See Satellite.ipynb for more details.

1. Prerequisite

  1. Download the satellite.zip file from here

  2. Verify the file integrity using the following command:

    (Make sure that the result matches the value provided in satellite.zip.md5sum.)

md5sum satellite.zip # 
  1. Unzip the satellite.zip, If the file integrity check is successful, the zip file can be extracted using any standard unzipping tool. After extraction, the dataset's file structure will be as follows:
   .
├── satellite_party0_test.csv
├── satellite_party0_test.pkl
├── satellite_party0_train.csv
├── satellite_party0_train.pkl
├── satellite_party1_test.csv
├── ...
└── satellite_party15_train.pkl

2. File Structure

The dataset is organized into 16 parties, each containing test and training files in CSV formats.

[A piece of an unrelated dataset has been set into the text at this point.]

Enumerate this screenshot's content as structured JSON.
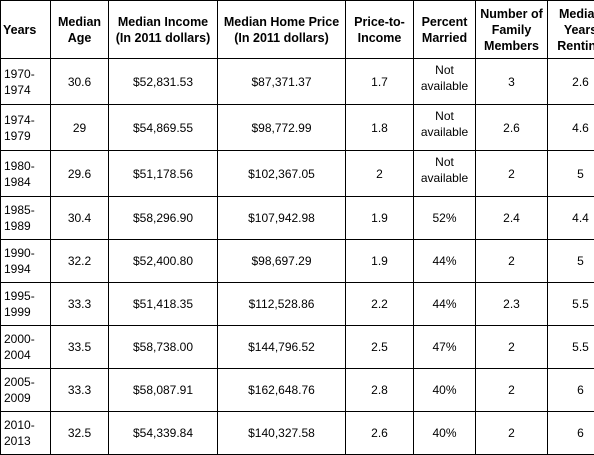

The naming convention follows the pattern satellite_partyX_test.csv and satellite_partyX_train.csv, where X ranges from 0 to 15. file

2.1 CSV File Format

Each CSV file consists of a header and the following columns (total 324,534 columns):

id, y, x0, x1, ..., x324531

For example the satellite_party0_test.csv csv

3. Convert CSV to Image

You can use the CSV data directly, or convert it to an image, column x0 to x324531 represents the 13-channel 158x158 pixel image. the pixel values of each image are scaled to integer values within the range of [0, 255] 324532 = 13 x 158 x 158

See Satellite.ipynb for more details.

4. Classification Task Details

  • algorithm: SplitResNet (from torchvision.models import resnet18)
  • #classes: 4 (four land types)
  • #parties: 16
  • #epochs: 50
  • metric: accuracy
  • learning_rate: 1e-5
  • batch_size: 32
  • loss_function: Cross-Entropy
  • early_stopping: None
  • channel: 13
  • kernel_size : 9
  • out_activation: None
  • agg_hidden: [1000, out_dim]
  • out_dim: 4 (same as #classes)
  • optimizer: Adam
  • weight_decay: 1e-5
  • lr_scheduler: StepLR(step_size=10, gamma=0.5)
class SplitResNet(nn.Module):
    def __init__(self, n_parties, channels, kernel_size=9, agg_hidden=None, out_activation=None):
        super().__init__()
        self.n_parties = n_parties
        self.out_activation = out_activation
        self.local_resnet_list = nn.ModuleList()
        local_output_dims = []
        for i in range(self.n_parties):
            resnet = resnet18(weights=None)
            local_output_dims.append(resnet.fc.in_features)
            resnet.fc = nn.Identity()
            resnet.conv1 = nn.Conv2d(channels, 64, kernel_size, stride=2, padding=3, bias=False)
            self.local_resnet_list.append(resnet)
            print("local output dims", local_output_dims)
        self.cut_dim = sum(local_output_dims)
        if agg_hidden is None:
            self.agg_hidden = [100, 1]
        else:
            self.agg_hidden = agg_hidden
        self.agg_mlp = MLP(self.cut_dim, self.agg_hidden)
        if out_activation is None:
            self.out_activation = nn.Identity()
        else:
            self.out_activation = out_activation

    def forward(self, Xs):
        # print("Shape of Xs: ", [Xi.shape for Xi in Xs])
        local_outputs = [resnet(Xi) for resnet, Xi in zip(self.local_resnet_list, Xs)]
        agg_input = torch.cat(local_outputs, dim=1)
        agg_output = self.agg_mlp(agg_input)
        return self.out_activation(agg_output)

License

The VertiBench Satellite Dataset is licensed under the Creative Commons Attribution 4.0 International License. You are free to share and adapt the material for any purpose, even commercially, as long as you provide appropriate credit, link to the license, and indicate if changes were made.

Please refer to the full license text for more detailed information.